Hi, could someone help, or talk me through the following questions, or the key points of the following questions, I'm really struggling. Thank you!

1

The curve C has parametric equations:
x=4cos2t, y=3sint, t is between -pi/2 and pi/2
A is the point 2,1.5 and lies on C.

a) find the value of t at the point A.
b) Find dy/dx in terms of t (I got dx/dt= -8sin2t and dy/dt=3cost)
c) Show that an equation of the normal to C at A is 6y-16x+23=0

The normal at A cuts C again at the point B

d) Find the y-coordinate of the point B.

2

A curve C is given by the equations:

x=2cost+sin2t, y=cost-2sin2t
where t is a parameter.

a) find the value of dy/dx at the point P on C where t=pi/4
b) find an equation of the normal to the curve at P.



Thanks for any help
Reply 1
quicky skimming through, for 1(a) just sub in x=2 and y=1.5 into x=4cos2t and y=3sint . remember to put your calculator in radian mode
StuartYates


1

The curve C has parametric equations:
x=4cos2t, y=3sint, t is between -pi/2 and pi/2
A is the point 2,1.5 and lies on C.

a) find the value of t at the point A.
b) Find dy/dx in terms of t (I got dx/dt= -8sin2t and dy/dt=3cost)
c) Show that an equation of the normal to C at A is 6y-16x+23=0


a)
A(2, 1.5)
So when x=2, y=1.5
2 = 4cos2t
cos2t=1/2
t=pi/6

b) So you've got dx/dt and dy/dt
remember that dy/dx=dy/dt * dt/dx
or dy/dx = dy/dt * (1/(dx/dt))
Reply 3
so can I leave the answer to b) in the form -(8sin2t)/(3cost) ??

and how would I go about c) and d)

Thanks
Reply 4
b) It's actually -(3cost)/(8sin2t) = -(3/8) . cost/2sintcost = -3/16sint
c)
Gradient of the normal is: -(dx/dy) = (16/3)sint
Using t=pi/6 you get that it's (8/3).
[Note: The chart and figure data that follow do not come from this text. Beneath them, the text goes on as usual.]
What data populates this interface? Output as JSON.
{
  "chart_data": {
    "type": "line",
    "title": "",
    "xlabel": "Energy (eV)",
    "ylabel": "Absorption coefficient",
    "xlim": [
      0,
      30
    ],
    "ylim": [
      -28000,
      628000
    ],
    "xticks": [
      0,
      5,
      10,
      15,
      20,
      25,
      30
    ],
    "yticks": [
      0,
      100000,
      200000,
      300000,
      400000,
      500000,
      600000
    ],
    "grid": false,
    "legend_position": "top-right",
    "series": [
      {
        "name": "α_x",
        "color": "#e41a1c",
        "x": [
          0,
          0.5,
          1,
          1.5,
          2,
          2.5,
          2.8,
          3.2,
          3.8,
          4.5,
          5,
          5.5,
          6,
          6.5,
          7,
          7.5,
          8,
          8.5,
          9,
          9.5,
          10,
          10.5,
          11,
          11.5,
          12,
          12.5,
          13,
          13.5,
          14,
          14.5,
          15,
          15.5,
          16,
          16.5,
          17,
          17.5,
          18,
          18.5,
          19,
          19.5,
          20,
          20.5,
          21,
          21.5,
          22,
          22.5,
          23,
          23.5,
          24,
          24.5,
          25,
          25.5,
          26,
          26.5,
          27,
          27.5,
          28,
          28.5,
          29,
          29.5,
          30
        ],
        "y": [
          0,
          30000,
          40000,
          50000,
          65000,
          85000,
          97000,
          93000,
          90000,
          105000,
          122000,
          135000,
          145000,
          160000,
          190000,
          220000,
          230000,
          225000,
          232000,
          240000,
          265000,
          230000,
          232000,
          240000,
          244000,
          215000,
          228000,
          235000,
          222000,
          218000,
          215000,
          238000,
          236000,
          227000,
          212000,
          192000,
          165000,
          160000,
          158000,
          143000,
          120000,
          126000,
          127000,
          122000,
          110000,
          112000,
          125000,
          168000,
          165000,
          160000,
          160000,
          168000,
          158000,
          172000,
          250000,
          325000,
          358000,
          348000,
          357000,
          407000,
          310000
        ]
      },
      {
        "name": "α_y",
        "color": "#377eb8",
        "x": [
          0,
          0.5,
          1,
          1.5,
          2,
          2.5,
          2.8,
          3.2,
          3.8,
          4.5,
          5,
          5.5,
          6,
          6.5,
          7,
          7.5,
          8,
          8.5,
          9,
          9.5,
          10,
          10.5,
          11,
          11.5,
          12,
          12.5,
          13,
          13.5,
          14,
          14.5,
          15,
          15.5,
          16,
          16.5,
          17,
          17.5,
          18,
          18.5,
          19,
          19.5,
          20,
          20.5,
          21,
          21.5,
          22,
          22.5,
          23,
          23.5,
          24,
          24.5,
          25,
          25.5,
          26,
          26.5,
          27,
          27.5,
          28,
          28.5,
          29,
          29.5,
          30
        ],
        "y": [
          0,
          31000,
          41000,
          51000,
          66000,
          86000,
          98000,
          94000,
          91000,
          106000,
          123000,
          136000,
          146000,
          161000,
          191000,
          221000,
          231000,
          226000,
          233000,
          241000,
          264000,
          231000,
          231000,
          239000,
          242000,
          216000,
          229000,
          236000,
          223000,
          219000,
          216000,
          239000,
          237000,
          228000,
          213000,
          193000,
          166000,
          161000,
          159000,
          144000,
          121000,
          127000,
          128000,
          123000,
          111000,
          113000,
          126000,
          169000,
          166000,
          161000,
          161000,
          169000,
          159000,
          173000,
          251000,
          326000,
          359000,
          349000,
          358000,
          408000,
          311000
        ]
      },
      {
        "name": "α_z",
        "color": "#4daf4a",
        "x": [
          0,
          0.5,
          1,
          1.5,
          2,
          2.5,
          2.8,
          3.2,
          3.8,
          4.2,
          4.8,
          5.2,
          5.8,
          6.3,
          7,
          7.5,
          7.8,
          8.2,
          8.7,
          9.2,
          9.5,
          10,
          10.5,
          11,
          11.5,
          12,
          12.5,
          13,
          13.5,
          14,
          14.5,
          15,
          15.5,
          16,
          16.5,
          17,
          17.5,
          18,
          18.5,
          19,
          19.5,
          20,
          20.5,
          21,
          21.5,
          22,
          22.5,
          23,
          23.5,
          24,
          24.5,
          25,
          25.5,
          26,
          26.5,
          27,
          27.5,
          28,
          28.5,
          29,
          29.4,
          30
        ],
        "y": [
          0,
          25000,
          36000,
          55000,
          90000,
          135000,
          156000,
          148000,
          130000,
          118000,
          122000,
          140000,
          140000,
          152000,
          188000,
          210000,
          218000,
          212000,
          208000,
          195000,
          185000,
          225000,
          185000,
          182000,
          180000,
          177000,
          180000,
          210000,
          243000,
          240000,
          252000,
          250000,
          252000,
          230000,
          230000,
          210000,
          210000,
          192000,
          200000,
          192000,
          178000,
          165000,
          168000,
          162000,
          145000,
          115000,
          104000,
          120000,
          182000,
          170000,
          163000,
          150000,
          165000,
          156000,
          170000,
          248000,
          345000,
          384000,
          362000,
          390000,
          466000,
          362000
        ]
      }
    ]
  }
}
So the eqn of the normal is:
y - 1.5 = (8/3) (x - 2)
3y - 4.5 = 8x - 16
Multiply by 2:
6y - 9 = 16x - 32
6y - 16x + 23 = 0
Reply 5
Thanks everyone, anyone have any ideas for me on question 2? Thanks so much!
StuartYates
2.) A curve C is given by the equations:

x = 2cost + sin2t, y = cost - 2sin2t
where t is a parameter.

a) find the value of dy/dx at the point P on C where t = pi/4
b) find an equation of the normal to the curve at P.

a.) dx/dt = 2cos2t - 2sint
dy/dt = -sint - 4cos2t
--> dy/dx = dy/dt * dt/dx = (-sint - 4cos2t)(-2sint + 2cos2t) = 2sin^2t + 8sint.cos2t - 2sint.cos2t - 8cos^2(2t) = 2sin^2t - 8cos^2(2t) + 6sint.cos2t.
At P: dy/dx = 2[sin(Pi/4)]^2 - 8[cos(Pi/2)]^2 + 6[sin(Pi/4).cos(Pi/2)] = 1

b.) Grad. (Normal) = -1.
Where t = Pi/4: x = Sqrt(2) + 1, y = [Sqrt(2)]/2 - 2
--> Equation Of Normal: y - (Sqrt2)/2 + 2 = -1(x - Sqrt2 - 1)
--> y - (Sqrt2) + 2 = -x + Sqrt2 + 1
--> y = -x + (2Sqrt2 - 1)